ŞİÖ zirvesi ve Çin – Kazakistan ilişkileri
Barış Doster
Şanghay İşbirliği Örgütü’nün (ŞİÖ) 24. Devlet Başkanları Zirvesi, Kazakistan’ın başkenti Astana’da başladı. Zirve, hem örgütün gelişmesi, genişlemesi, kurumsallaşması açısından önemli hem dünyanın önemli sorunlarla mücadele ettiği bir dönemde toplanıyor hem de ŞİÖ üyesi ülkeler ikili ilişkilerini geliştirmek için önemli adımlar atıyorlar.

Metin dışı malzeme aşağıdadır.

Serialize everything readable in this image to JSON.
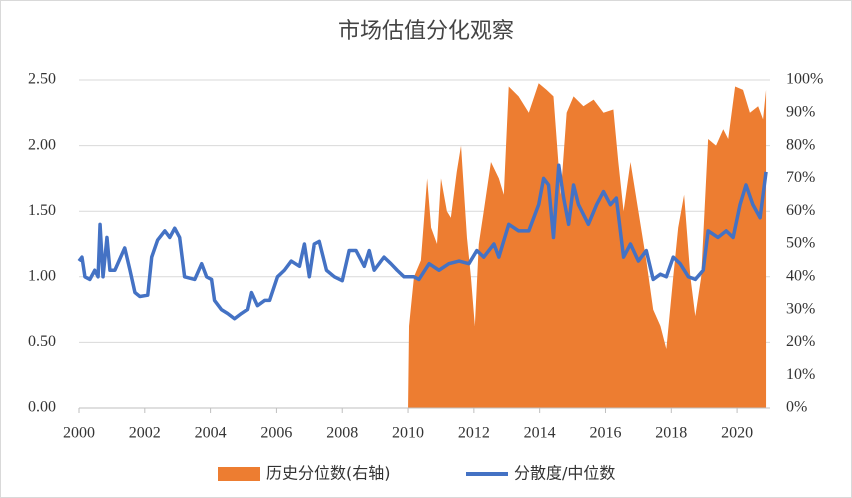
{
  "chart_data": {
    "type": "line-area",
    "title": "市场估值分化观察",
    "xlim": [
      2000,
      2021
    ],
    "xticks": [
      2000,
      2002,
      2004,
      2006,
      2008,
      2010,
      2012,
      2014,
      2016,
      2018,
      2020
    ],
    "ylim": [
      0,
      2.5
    ],
    "yticks": [
      {
        "value": 0,
        "label": "0.00"
      },
      {
        "value": 0.5,
        "label": "0.50"
      },
      {
        "value": 1,
        "label": "1.00"
      },
      {
        "value": 1.5,
        "label": "1.50"
      },
      {
        "value": 2,
        "label": "2.00"
      },
      {
        "value": 2.5,
        "label": "2.50"
      }
    ],
    "y2lim": [
      0,
      100
    ],
    "y2ticks": [
      {
        "value": 0,
        "label": "0%"
      },
      {
        "value": 10,
        "label": "10%"
      },
      {
        "value": 20,
        "label": "20%"
      },
      {
        "value": 30,
        "label": "30%"
      },
      {
        "value": 40,
        "label": "40%"
      },
      {
        "value": 50,
        "label": "50%"
      },
      {
        "value": 60,
        "label": "60%"
      },
      {
        "value": 70,
        "label": "70%"
      },
      {
        "value": 80,
        "label": "80%"
      },
      {
        "value": 90,
        "label": "90%"
      },
      {
        "value": 100,
        "label": "100%"
      }
    ],
    "legend": "bottom",
    "series": [
      {
        "name": "历史分位数(右轴)",
        "type": "area",
        "axis": "y2",
        "color": "#ed7d31",
        "x": [
          2010.0,
          2010.03,
          2010.18,
          2010.39,
          2010.58,
          2010.7,
          2010.88,
          2011.0,
          2011.18,
          2011.3,
          2011.48,
          2011.61,
          2011.79,
          2011.91,
          2012.03,
          2012.15,
          2012.3,
          2012.52,
          2012.76,
          2012.91,
          2013.06,
          2013.36,
          2013.67,
          2013.97,
          2014.21,
          2014.42,
          2014.64,
          2014.82,
          2015.03,
          2015.33,
          2015.64,
          2015.94,
          2016.24,
          2016.39,
          2016.55,
          2016.76,
          2017.0,
          2017.24,
          2017.45,
          2017.67,
          2017.85,
          2018.06,
          2018.21,
          2018.39,
          2018.58,
          2018.73,
          2018.91,
          2019.12,
          2019.36,
          2019.58,
          2019.73,
          2019.94,
          2020.18,
          2020.39,
          2020.64,
          2020.79,
          2020.88
        ],
        "values": [
          0,
          25,
          40,
          45,
          70,
          55,
          50,
          70,
          60,
          58,
          72,
          80,
          52,
          40,
          25,
          50,
          60,
          75,
          70,
          65,
          98,
          95,
          90,
          99,
          97,
          95,
          65,
          90,
          95,
          92,
          94,
          90,
          91,
          75,
          60,
          75,
          60,
          45,
          30,
          25,
          18,
          40,
          55,
          65,
          40,
          28,
          40,
          82,
          80,
          85,
          82,
          98,
          97,
          90,
          92,
          88,
          97
        ]
      },
      {
        "name": "分散度/中位数",
        "type": "line",
        "color": "#4472c4",
        "x": [
          2000.0,
          2000.09,
          2000.18,
          2000.33,
          2000.48,
          2000.58,
          2000.64,
          2000.73,
          2000.85,
          2000.94,
          2001.09,
          2001.39,
          2001.55,
          2001.7,
          2001.85,
          2002.09,
          2002.21,
          2002.39,
          2002.61,
          2002.76,
          2002.91,
          2003.06,
          2003.21,
          2003.52,
          2003.73,
          2003.88,
          2004.03,
          2004.12,
          2004.33,
          2004.52,
          2004.73,
          2004.94,
          2005.12,
          2005.24,
          2005.42,
          2005.64,
          2005.79,
          2006.03,
          2006.24,
          2006.45,
          2006.7,
          2006.85,
          2007.0,
          2007.15,
          2007.3,
          2007.52,
          2007.76,
          2008.0,
          2008.21,
          2008.42,
          2008.67,
          2008.82,
          2008.97,
          2009.27,
          2009.48,
          2009.67,
          2009.88,
          2010.18,
          2010.33,
          2010.64,
          2010.94,
          2011.24,
          2011.55,
          2011.85,
          2012.09,
          2012.3,
          2012.61,
          2012.76,
          2013.06,
          2013.36,
          2013.67,
          2013.97,
          2014.12,
          2014.27,
          2014.42,
          2014.58,
          2014.73,
          2014.88,
          2015.03,
          2015.18,
          2015.48,
          2015.73,
          2015.94,
          2016.15,
          2016.33,
          2016.55,
          2016.76,
          2017.0,
          2017.24,
          2017.45,
          2017.67,
          2017.85,
          2018.06,
          2018.27,
          2018.52,
          2018.73,
          2018.97,
          2019.12,
          2019.42,
          2019.67,
          2019.88,
          2020.09,
          2020.27,
          2020.48,
          2020.7,
          2020.88
        ],
        "values": [
          1.12,
          1.15,
          1.0,
          0.98,
          1.05,
          1.0,
          1.4,
          1.0,
          1.3,
          1.05,
          1.05,
          1.22,
          1.05,
          0.88,
          0.85,
          0.86,
          1.15,
          1.28,
          1.35,
          1.3,
          1.37,
          1.3,
          1.0,
          0.98,
          1.1,
          1.0,
          0.98,
          0.82,
          0.75,
          0.72,
          0.68,
          0.72,
          0.75,
          0.88,
          0.78,
          0.82,
          0.82,
          1.0,
          1.05,
          1.12,
          1.08,
          1.25,
          1.0,
          1.25,
          1.27,
          1.05,
          1.0,
          0.97,
          1.2,
          1.2,
          1.08,
          1.2,
          1.05,
          1.15,
          1.1,
          1.05,
          1.0,
          1.0,
          0.98,
          1.1,
          1.05,
          1.1,
          1.12,
          1.1,
          1.2,
          1.15,
          1.25,
          1.15,
          1.4,
          1.35,
          1.35,
          1.55,
          1.75,
          1.7,
          1.3,
          1.85,
          1.6,
          1.4,
          1.7,
          1.55,
          1.4,
          1.55,
          1.65,
          1.55,
          1.6,
          1.15,
          1.25,
          1.12,
          1.2,
          0.98,
          1.02,
          1.0,
          1.15,
          1.1,
          1.0,
          0.98,
          1.05,
          1.35,
          1.3,
          1.35,
          1.3,
          1.55,
          1.7,
          1.55,
          1.45,
          1.8
        ]
      }
    ]
  }
}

Bu kapsamda Çin – Kazakistan ilişkileri üzerinde önemle durmak gerekiyor. Çünkü 20 milyonu bulan nüfusuyla Kazakistan; Orta Asya’nın yüzölçümü olarak en büyük ülkesi olması yanında, Rusya ve Çin’le uzun sınırlarıyla, Hazar Denizi’ne sahildar olmasıyla, zengin doğal kaynaklarıyla da dikkat çekiyor.

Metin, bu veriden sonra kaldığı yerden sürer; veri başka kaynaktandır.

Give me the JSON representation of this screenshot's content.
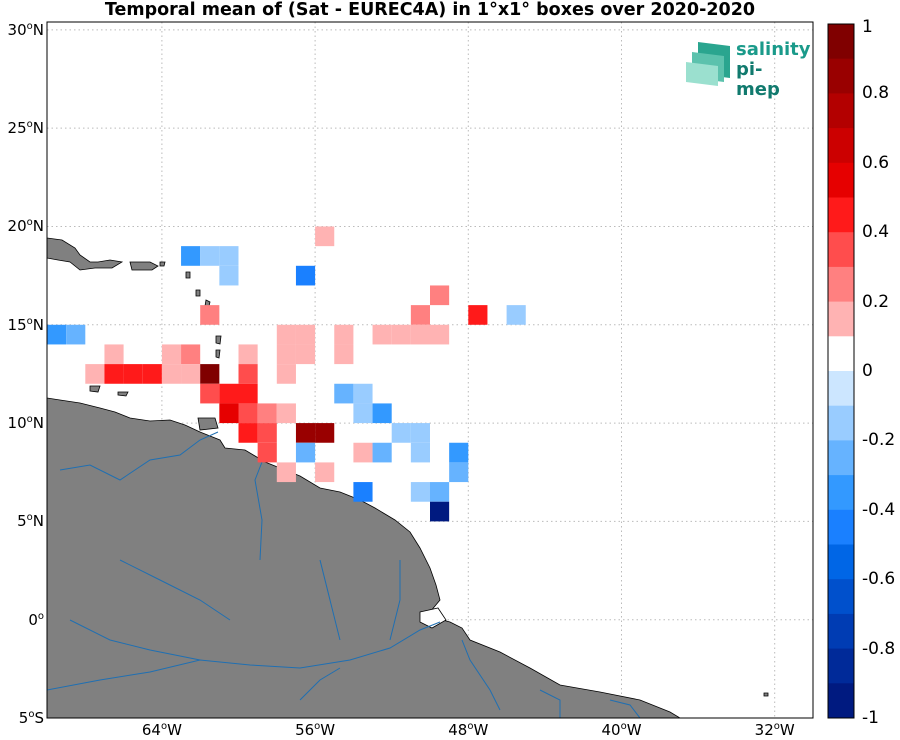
{
  "title": "Temporal mean of (Sat - EUREC4A) in 1°x1° boxes over 2020-2020",
  "logo": {
    "line1": "salinity",
    "line2": "pi-mep"
  },
  "lat_ticks": [
    {
      "value": 30,
      "text": "30",
      "hemi": "N"
    },
    {
      "value": 25,
      "text": "25",
      "hemi": "N"
    },
    {
      "value": 20,
      "text": "20",
      "hemi": "N"
    },
    {
      "value": 15,
      "text": "15",
      "hemi": "N"
    },
    {
      "value": 10,
      "text": "10",
      "hemi": "N"
    },
    {
      "value": 5,
      "text": "5",
      "hemi": "N"
    },
    {
      "value": 0,
      "text": "0",
      "hemi": ""
    },
    {
      "value": -5,
      "text": "5",
      "hemi": "S"
    }
  ],
  "lon_ticks": [
    {
      "value": -64,
      "text": "64",
      "hemi": "W"
    },
    {
      "value": -56,
      "text": "56",
      "hemi": "W"
    },
    {
      "value": -48,
      "text": "48",
      "hemi": "W"
    },
    {
      "value": -40,
      "text": "40",
      "hemi": "W"
    },
    {
      "value": -32,
      "text": "32",
      "hemi": "W"
    }
  ],
  "extent": {
    "lon_min": -70,
    "lon_max": -30,
    "lat_min": -5,
    "lat_max": 30.4
  },
  "colorbar": {
    "min": -1,
    "max": 1,
    "tick_labels": [
      "1",
      "0.8",
      "0.6",
      "0.4",
      "0.2",
      "0",
      "-0.2",
      "-0.4",
      "-0.6",
      "-0.8",
      "-1"
    ],
    "colors": [
      "#800000",
      "#990000",
      "#b30000",
      "#cc0000",
      "#e60000",
      "#ff1a1a",
      "#ff4d4d",
      "#ff8080",
      "#ffb3b3",
      "#ffffff",
      "#ffffff",
      "#cce6ff",
      "#99ccff",
      "#66b3ff",
      "#3399ff",
      "#1a80ff",
      "#0066e6",
      "#0050cc",
      "#003cb3",
      "#002a99",
      "#001a80"
    ]
  },
  "chart_data": {
    "type": "heatmap",
    "title": "Temporal mean of (Sat - EUREC4A) in 1°x1° boxes over 2020-2020",
    "xlabel": "",
    "ylabel": "",
    "xlim": [
      -70,
      -30
    ],
    "ylim": [
      -5,
      30.4
    ],
    "value_range": [
      -1,
      1
    ],
    "cells": [
      {
        "lon": -56,
        "lat": 19,
        "v": 0.2
      },
      {
        "lon": -63,
        "lat": 18,
        "v": -0.3
      },
      {
        "lon": -62,
        "lat": 18,
        "v": -0.1
      },
      {
        "lon": -61,
        "lat": 18,
        "v": -0.1
      },
      {
        "lon": -61,
        "lat": 17,
        "v": -0.1
      },
      {
        "lon": -57,
        "lat": 17,
        "v": -0.4
      },
      {
        "lon": -50,
        "lat": 16,
        "v": 0.3
      },
      {
        "lon": -62,
        "lat": 15,
        "v": 0.3
      },
      {
        "lon": -51,
        "lat": 15,
        "v": 0.3
      },
      {
        "lon": -48,
        "lat": 15,
        "v": 0.5
      },
      {
        "lon": -46,
        "lat": 15,
        "v": -0.1
      },
      {
        "lon": -58,
        "lat": 14,
        "v": 0.2
      },
      {
        "lon": -57,
        "lat": 14,
        "v": 0.2
      },
      {
        "lon": -55,
        "lat": 14,
        "v": 0.2
      },
      {
        "lon": -53,
        "lat": 14,
        "v": 0.2
      },
      {
        "lon": -52,
        "lat": 14,
        "v": 0.2
      },
      {
        "lon": -51,
        "lat": 14,
        "v": 0.2
      },
      {
        "lon": -50,
        "lat": 14,
        "v": 0.2
      },
      {
        "lon": -70,
        "lat": 14,
        "v": -0.3
      },
      {
        "lon": -69,
        "lat": 14,
        "v": -0.2
      },
      {
        "lon": -67,
        "lat": 13,
        "v": 0.2
      },
      {
        "lon": -64,
        "lat": 13,
        "v": 0.2
      },
      {
        "lon": -63,
        "lat": 13,
        "v": 0.3
      },
      {
        "lon": -60,
        "lat": 13,
        "v": 0.2
      },
      {
        "lon": -58,
        "lat": 13,
        "v": 0.2
      },
      {
        "lon": -57,
        "lat": 13,
        "v": 0.2
      },
      {
        "lon": -55,
        "lat": 13,
        "v": 0.2
      },
      {
        "lon": -68,
        "lat": 12,
        "v": 0.2
      },
      {
        "lon": -67,
        "lat": 12,
        "v": 0.5
      },
      {
        "lon": -66,
        "lat": 12,
        "v": 0.5
      },
      {
        "lon": -65,
        "lat": 12,
        "v": 0.5
      },
      {
        "lon": -64,
        "lat": 12,
        "v": 0.2
      },
      {
        "lon": -63,
        "lat": 12,
        "v": 0.2
      },
      {
        "lon": -62,
        "lat": 12,
        "v": 0.9
      },
      {
        "lon": -60,
        "lat": 12,
        "v": 0.4
      },
      {
        "lon": -58,
        "lat": 12,
        "v": 0.2
      },
      {
        "lon": -62,
        "lat": 11,
        "v": 0.4
      },
      {
        "lon": -61,
        "lat": 11,
        "v": 0.5
      },
      {
        "lon": -60,
        "lat": 11,
        "v": 0.5
      },
      {
        "lon": -55,
        "lat": 11,
        "v": -0.2
      },
      {
        "lon": -54,
        "lat": 11,
        "v": -0.1
      },
      {
        "lon": -61,
        "lat": 10,
        "v": 0.6
      },
      {
        "lon": -60,
        "lat": 10,
        "v": 0.4
      },
      {
        "lon": -59,
        "lat": 10,
        "v": 0.3
      },
      {
        "lon": -58,
        "lat": 10,
        "v": 0.2
      },
      {
        "lon": -54,
        "lat": 10,
        "v": -0.1
      },
      {
        "lon": -53,
        "lat": 10,
        "v": -0.3
      },
      {
        "lon": -60,
        "lat": 9,
        "v": 0.5
      },
      {
        "lon": -59,
        "lat": 9,
        "v": 0.4
      },
      {
        "lon": -57,
        "lat": 9,
        "v": 0.8
      },
      {
        "lon": -56,
        "lat": 9,
        "v": 0.8
      },
      {
        "lon": -52,
        "lat": 9,
        "v": -0.1
      },
      {
        "lon": -51,
        "lat": 9,
        "v": -0.1
      },
      {
        "lon": -59,
        "lat": 8,
        "v": 0.4
      },
      {
        "lon": -57,
        "lat": 8,
        "v": -0.2
      },
      {
        "lon": -54,
        "lat": 8,
        "v": 0.2
      },
      {
        "lon": -53,
        "lat": 8,
        "v": -0.2
      },
      {
        "lon": -51,
        "lat": 8,
        "v": -0.1
      },
      {
        "lon": -49,
        "lat": 8,
        "v": -0.3
      },
      {
        "lon": -58,
        "lat": 7,
        "v": 0.2
      },
      {
        "lon": -56,
        "lat": 7,
        "v": 0.2
      },
      {
        "lon": -49,
        "lat": 7,
        "v": -0.2
      },
      {
        "lon": -54,
        "lat": 6,
        "v": -0.4
      },
      {
        "lon": -51,
        "lat": 6,
        "v": -0.1
      },
      {
        "lon": -50,
        "lat": 6,
        "v": -0.2
      },
      {
        "lon": -50,
        "lat": 5,
        "v": -0.9
      }
    ]
  }
}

Çin açısından da önemli bir sınır komşusu ve Kuşak ve Yol İnisiyatifi bağlamında da önemli. 2023 yılında Çin ve Kazakistan arasındaki dış ticaret hacmi, 41 milyar dolara ulaştı ve Kazakistan’ın en büyük dış ticaret ortağı, en çok ihracat yaptığı ülke Çin. İki ülke arasındaki petrol ve doğalgaz boru hatları da, Kazakistan’ın ihracatının, Kazakistan ve Çin arasındaki enerji ticaretinin, dış ticaretin çok önemli bir parçasını oluşturuyor. Kazakistan, ayrıca Çin’e sattığı tarım ürünleriyle de biliniyor. Bu kapsamda nakliye ve lojistik de çok önemli olduğundan, iki ülke ilişkilerinde bu başlık da dikkat çekiyor. Bu kapsamda hemen akla Batı Avrupa – Çin Otoyolu ile Çin – Avrupa Demiryolu Ekspresi geliyor.
Kazakistan, 2013 yılında, Çin lideri Xi Jinping’in Kuşak ve Yol Projesi’ni ilk kez dillendirdiği ülke olarak da önemli elbette. İki devletin, Çin – Orta Asya İşbirliği Mekanizması kurduklarını ve Çin’in Kazakistan’ın BRICS üyesi olmasını desteklediğini de unutmamalı.
Gerek ŞİÖ’nün genişlemesi ve kurumsallaşmasından ve gerekse bölge ülkelerinin ikili ilişkilerinin, bölgesel ittifaklarının gelişmesinden en çok endişelenen ülke ise hiç şüphesiz ABD. Çünkü ABD; hem emperyalist karakteri nedeniyle hem de kendisinin önünde, merkezinde, içinde olmadığı ittifaklara duyduğu tepki nedeniyle, ŞİÖ ve BRICS gibi yapıların kuvvetlenmesini istemiyor. Orta Asya özelinde bakıldığında ise bu bölgeyi, adeta yeni “Büyük Satranç Tahtası” olarak tanımlıyor, Avrasya’nın ardından. Hem Rusya ve Çin’in sınırdaş olduğu bu bölgeyle, bölge ülkeleriyle ilişkilerinin gelişmesini, bölgesel ittifaklarının güçlenmesini istemiyor hem de bölge ülkelerini istikrarsızlaştırmak, aralarını bozmak için darbeleri, darbe girişimlerini, renkli devrim gayretlerini destekliyor.
Günümüz dünyasında, Orta Asya’da, Avrasya’da, küresel güneyde ikili ilişkilerin gelişmesini, bölgesel ittifakların pekişmesini desteklemek önemli. Çünkü bu durum sadece taraf ülkelerin elini güçlendirmiyor, aynı zamanda ABD emperyalizminin de elini zayıflatıyor, manevra sahasını daraltıyor.